Ce travail main dans la main entre les équipes internes et de conseil permet de construire un projet réellement adapté aux besoins de la direction achats et de l'entreprise. Et de mettre toutes les chances de son côté pour que la mission du prestataire se poursuive dans le temps. "Si les gens ont bien été impliqués tout au long de le mission du conseil, la transition est facilitée lorsque ce dernier s'en va. D'autant plus si une technologie a permis de capturer les différentes étapes", observe Serge Dautrif. Cependant, malgré une implication active des équipes achats et le fait que le livrable est normalement documenté, il peut être intéressant de prévoir une phase de transfert des connaissances pour s'assurer que tout est pleinement intégré. "En fonction des missions de conseil achat, un temps doit être prévu à la fin du projet pour s'assurer de l'appropriation des équipes : s'il s'agit de l'implémentation d'un SI achat, les équipes doivent avoir été formées ; s'il s'agit d'une nouvelle organisation achat, les équipes doivent l'avoir intégrée ; s'il s'agit d'optimisation des coûts, il faut s'assurer que les tarifs négociés sont bien appliqués...", note Sara Seghaier.
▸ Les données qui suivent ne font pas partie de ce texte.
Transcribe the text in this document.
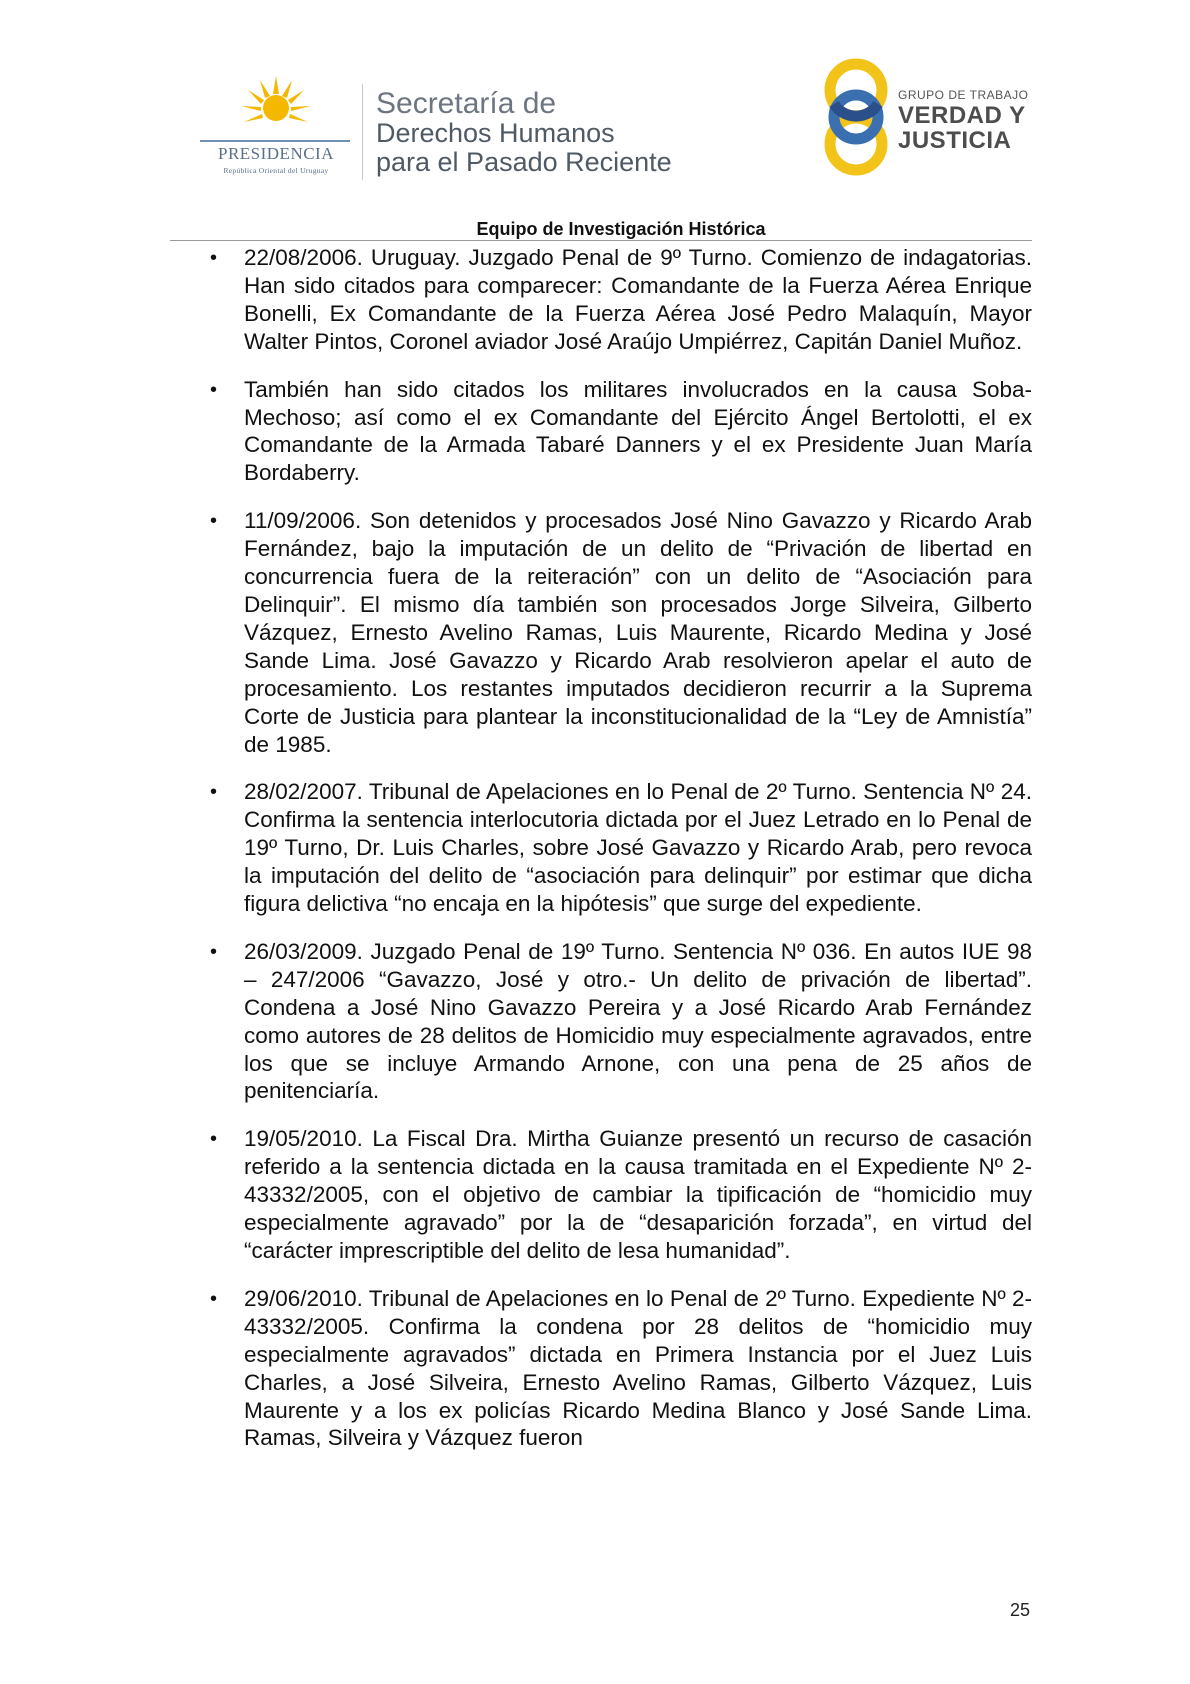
PRESIDENCIA
República Oriental del Uruguay
Secretaría de
Derechos Humanos
para el Pasado Reciente
GRUPO DE TRABAJO
VERDAD Y
JUSTICIA
Equipo de Investigación Histórica
• 22/08/2006. Uruguay. Juzgado Penal de 9º Turno. Comienzo de indagatorias. Han sido citados para comparecer: Comandante de la Fuerza Aérea Enrique Bonelli, Ex Comandante de la Fuerza Aérea José Pedro Malaquín, Mayor Walter Pintos, Coronel aviador José Araújo Umpiérrez, Capitán Daniel Muñoz.
• También han sido citados los militares involucrados en la causa Soba-Mechoso; así como el ex Comandante del Ejército Ángel Bertolotti, el ex Comandante de la Armada Tabaré Danners y el ex Presidente Juan María Bordaberry.
• 11/09/2006. Son detenidos y procesados José Nino Gavazzo y Ricardo Arab Fernández, bajo la imputación de un delito de “Privación de libertad en concurrencia fuera de la reiteración” con un delito de “Asociación para Delinquir”. El mismo día también son procesados Jorge Silveira, Gilberto Vázquez, Ernesto Avelino Ramas, Luis Maurente, Ricardo Medina y José Sande Lima. José Gavazzo y Ricardo Arab resolvieron apelar el auto de procesamiento. Los restantes imputados decidieron recurrir a la Suprema Corte de Justicia para plantear la inconstitucionalidad de la “Ley de Amnistía” de 1985.
• 28/02/2007. Tribunal de Apelaciones en lo Penal de 2º Turno. Sentencia Nº 24. Confirma la sentencia interlocutoria dictada por el Juez Letrado en lo Penal de 19º Turno, Dr. Luis Charles, sobre José Gavazzo y Ricardo Arab, pero revoca la imputación del delito de “asociación para delinquir” por estimar que dicha figura delictiva “no encaja en la hipótesis” que surge del expediente.
• 26/03/2009. Juzgado Penal de 19º Turno. Sentencia Nº 036. En autos IUE 98 – 247/2006 “Gavazzo, José y otro.- Un delito de privación de libertad”. Condena a José Nino Gavazzo Pereira y a José Ricardo Arab Fernández como autores de 28 delitos de Homicidio muy especialmente agravados, entre los que se incluye Armando Arnone, con una pena de 25 años de penitenciaría.
• 19/05/2010. La Fiscal Dra. Mirtha Guianze presentó un recurso de casación referido a la sentencia dictada en la causa tramitada en el Expediente Nº 2-43332/2005, con el objetivo de cambiar la tipificación de “homicidio muy especialmente agravado” por la de “desaparición forzada”, en virtud del “carácter imprescriptible del delito de lesa humanidad”.
• 29/06/2010. Tribunal de Apelaciones en lo Penal de 2º Turno. Expediente Nº 2-43332/2005. Confirma la condena por 28 delitos de “homicidio muy especialmente agravados” dictada en Primera Instancia por el Juez Luis Charles, a José Silveira, Ernesto Avelino Ramas, Gilberto Vázquez, Luis Maurente y a los ex policías Ricardo Medina Blanco y José Sande Lima. Ramas, Silveira y Vázquez fueron
25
"Sans ce transfert, tout ce qui aura été fait sera en partie perdu", ajoute Christian Eid, soulignant qu'il est important de choisir un consultant ayant aussi des qualités pédagogiques capable de transmettre, de partager ses connaissances, de capitaliser et de rendre autonomes les équipes du client. Bertrand Maguet invite à faire également des bilans de fin de mission à froid, trois ou quatre mois après la fin du projet : "L'objectif est de revenir de manière honnête sur ce qui s'est bien passé et sur les points qui auraient pu être mieux menés". Une manière de préparer les prochaines missions à mener ensemble.

A retenir :

  • ce n'est pas parce qu'on est acheteur et prescripteur qu'il faut oublier toutes les bonnes pratiques ;
  • la phase d'expression des besoins est primordiale pour bien sélectionner le prestataire mais aussi pour la collaboration ;
  • faire appel à un prestataire ne veut surtout pas dire perdre tout lien avec la mission externalisée ;
  • le transfert de connaissances ne doit pas être négligé.